Wie hat Dich Corona getroffen?
Spannend ist auch der Punkt New Work: Früher waren die Digitalen Nomaden die Einhörner, ein paar Leute, die remote arbeiten. Wir wurden belächelt. Plötzlich „können“ alle Video-Konferenzen – da muss ich lächeln und frage mich: „Hinter welchem drei Meter dicken Hinkelstein haben die denn gelebt?“ Aber es ist ein weiterer Schritt in Richtung Selbstbestimmung. Wenn dieser Shift kommt, dass Menschen selbstbestimmt arbeiten können, dann werden sie einfach produktiver. Niemand kann acht Stunden am Tag produktiv sein, das geht gar nicht, höchstens die Hälfte. Menschen stehen um sechs Uhr morgens auf, quälen sich ihr Frühstück rein, springen frustriert in den Bus, arbeiten acht Stunden und kommen – vier Monate im Jahr auch noch im Dunkeln – wieder nach Hause. Sie sehen ihre Lebenszeit an sich vorbeiziehen. Das Problem ist, dass Menschen für Anwesenheit und nicht für Ergebnisse bezahlt werden. Dabei wollen immer mehr selbstbestimmt und ergebnisorientiert arbeiten. Es ist nicht mehr unbedingt der Top-Konzern und der Firmenwagen, den junge Menschen mit tollen Ideen wollen. Es sind Autonomie und Sinnhaftigkeit, die sie bei ihrer Arbeit erwarten. Wenn sie das nicht bekommen, werden sie nicht bleiben. Hier muss Deutschland aufpassen, nicht abgehängt zu werden.
Himmel, aber sehen nicht
unbedingt den gleichen Horizont.“
Was ist Dein nächstes Projekt?
Ich werde ein Kinderbuch herausbringen, das auf spielerische Art und Weise unternehmerisches Grundwissen und den Umgang mit Geld transportiert, ohne den trockenen Beigeschmack, jetzt muss ich was lernen, sondern in Form eines Comics mit Superhelden und einem Plot, der all den kreativen Spirit, den Kinder haben, mitnimmt. Wenn man Kinder mit sechs Jahren auf einen Stuhl setzt und sagt: „Klappe halten, zuhören!“, dann ist der Spirit einfach gebrochen. Mir geht es nicht darum, die CEO von morgen zu züchten und ihnen zu zeigen, wie sie besonders viel Geld verdienen. Die Jobs, die Kinder in Zukunft machen werden, gibt es heute sowieso noch nicht. Die Lehrer, und das weiß ich, weil ich zweimal auf Lehramt studiert habe, haben davon überhaupt keine Ahnung.

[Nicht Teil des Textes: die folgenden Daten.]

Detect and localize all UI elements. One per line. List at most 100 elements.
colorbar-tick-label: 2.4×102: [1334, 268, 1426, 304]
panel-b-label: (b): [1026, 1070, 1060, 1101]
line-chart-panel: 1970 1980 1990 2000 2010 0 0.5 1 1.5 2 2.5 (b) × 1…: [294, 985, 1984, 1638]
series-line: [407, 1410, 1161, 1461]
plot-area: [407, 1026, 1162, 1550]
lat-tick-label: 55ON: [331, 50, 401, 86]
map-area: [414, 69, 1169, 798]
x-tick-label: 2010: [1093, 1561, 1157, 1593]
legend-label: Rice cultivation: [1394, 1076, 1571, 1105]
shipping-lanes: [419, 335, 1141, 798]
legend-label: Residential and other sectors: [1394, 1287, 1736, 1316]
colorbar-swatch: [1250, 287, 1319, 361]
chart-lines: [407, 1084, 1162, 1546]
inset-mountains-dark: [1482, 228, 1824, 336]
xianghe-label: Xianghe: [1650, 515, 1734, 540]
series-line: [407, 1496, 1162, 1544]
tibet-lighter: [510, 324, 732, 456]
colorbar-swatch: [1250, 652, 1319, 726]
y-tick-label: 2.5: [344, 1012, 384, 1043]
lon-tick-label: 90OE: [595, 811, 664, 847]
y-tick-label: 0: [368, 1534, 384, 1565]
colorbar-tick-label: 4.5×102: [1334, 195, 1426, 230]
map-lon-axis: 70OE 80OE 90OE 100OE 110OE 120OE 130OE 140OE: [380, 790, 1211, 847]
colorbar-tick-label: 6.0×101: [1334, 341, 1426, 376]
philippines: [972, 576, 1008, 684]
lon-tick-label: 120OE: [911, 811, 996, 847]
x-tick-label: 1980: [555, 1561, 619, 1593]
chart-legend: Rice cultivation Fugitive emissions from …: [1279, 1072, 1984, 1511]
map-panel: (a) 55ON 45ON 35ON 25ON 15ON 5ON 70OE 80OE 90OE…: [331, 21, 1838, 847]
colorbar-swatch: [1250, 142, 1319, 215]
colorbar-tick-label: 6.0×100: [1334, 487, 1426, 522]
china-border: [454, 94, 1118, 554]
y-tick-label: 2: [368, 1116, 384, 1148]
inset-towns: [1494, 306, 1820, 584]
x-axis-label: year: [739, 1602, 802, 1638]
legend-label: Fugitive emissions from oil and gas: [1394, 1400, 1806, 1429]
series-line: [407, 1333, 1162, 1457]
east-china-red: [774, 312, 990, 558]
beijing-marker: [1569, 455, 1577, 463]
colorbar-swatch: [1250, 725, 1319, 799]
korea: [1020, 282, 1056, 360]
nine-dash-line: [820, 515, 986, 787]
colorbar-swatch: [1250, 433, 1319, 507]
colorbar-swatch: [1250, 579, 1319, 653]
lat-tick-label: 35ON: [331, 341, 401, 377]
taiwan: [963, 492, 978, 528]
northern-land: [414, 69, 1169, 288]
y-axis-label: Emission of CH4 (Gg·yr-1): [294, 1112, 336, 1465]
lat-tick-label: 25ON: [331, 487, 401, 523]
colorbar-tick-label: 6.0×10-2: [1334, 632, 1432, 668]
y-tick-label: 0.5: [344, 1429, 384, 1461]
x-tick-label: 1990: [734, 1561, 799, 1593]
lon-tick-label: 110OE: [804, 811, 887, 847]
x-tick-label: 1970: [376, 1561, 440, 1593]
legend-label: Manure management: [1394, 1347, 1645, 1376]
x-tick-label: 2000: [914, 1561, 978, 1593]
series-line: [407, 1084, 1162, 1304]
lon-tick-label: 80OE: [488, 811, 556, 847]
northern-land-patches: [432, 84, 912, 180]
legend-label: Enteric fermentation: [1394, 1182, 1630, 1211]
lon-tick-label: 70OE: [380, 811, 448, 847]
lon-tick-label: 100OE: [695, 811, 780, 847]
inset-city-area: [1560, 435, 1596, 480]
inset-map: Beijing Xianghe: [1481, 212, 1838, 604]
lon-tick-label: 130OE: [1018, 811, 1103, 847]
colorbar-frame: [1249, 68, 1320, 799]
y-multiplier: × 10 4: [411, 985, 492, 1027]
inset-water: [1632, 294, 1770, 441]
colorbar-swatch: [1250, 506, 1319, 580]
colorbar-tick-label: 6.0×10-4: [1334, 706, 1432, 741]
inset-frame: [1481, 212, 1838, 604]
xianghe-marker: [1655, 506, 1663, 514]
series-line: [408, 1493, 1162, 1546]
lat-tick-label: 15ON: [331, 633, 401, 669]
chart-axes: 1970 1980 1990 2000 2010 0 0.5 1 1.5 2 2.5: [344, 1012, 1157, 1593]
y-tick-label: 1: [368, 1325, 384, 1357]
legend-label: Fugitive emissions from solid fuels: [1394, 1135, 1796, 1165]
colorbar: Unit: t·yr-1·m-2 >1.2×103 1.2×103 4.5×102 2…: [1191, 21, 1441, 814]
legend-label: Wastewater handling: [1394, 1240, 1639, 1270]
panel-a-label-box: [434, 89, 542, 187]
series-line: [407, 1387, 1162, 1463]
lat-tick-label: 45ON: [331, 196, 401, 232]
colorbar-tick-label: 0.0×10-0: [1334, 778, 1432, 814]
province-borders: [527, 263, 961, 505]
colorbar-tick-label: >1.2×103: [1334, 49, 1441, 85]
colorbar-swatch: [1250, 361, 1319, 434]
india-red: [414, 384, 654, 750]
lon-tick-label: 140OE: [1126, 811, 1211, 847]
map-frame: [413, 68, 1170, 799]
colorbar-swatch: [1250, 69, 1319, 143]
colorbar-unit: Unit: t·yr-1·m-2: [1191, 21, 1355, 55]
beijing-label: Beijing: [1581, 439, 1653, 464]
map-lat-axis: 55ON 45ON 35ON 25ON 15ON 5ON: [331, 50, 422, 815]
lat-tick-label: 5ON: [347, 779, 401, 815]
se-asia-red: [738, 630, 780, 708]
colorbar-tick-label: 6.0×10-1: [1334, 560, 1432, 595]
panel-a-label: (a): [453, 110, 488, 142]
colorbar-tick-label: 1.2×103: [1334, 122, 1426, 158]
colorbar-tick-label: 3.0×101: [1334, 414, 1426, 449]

Jeder kann sich heute seinen Traumjob selbst gestalten, man muss nur wissen was man will und den Mut haben, seinen Status Quo zu ändern. Das finde ich unfassbar faszinierend. Früher haben Menschen noch Jahrzehnte gebraucht, um sich etwas aufzubauen. Heute schaffst Du das in wenigen Monaten. Um sein Leben zu verändern, gibt es keine Ausrede mehr.
Bastian, alles Gute nach Chiang Mai und Danke für das Gespräch!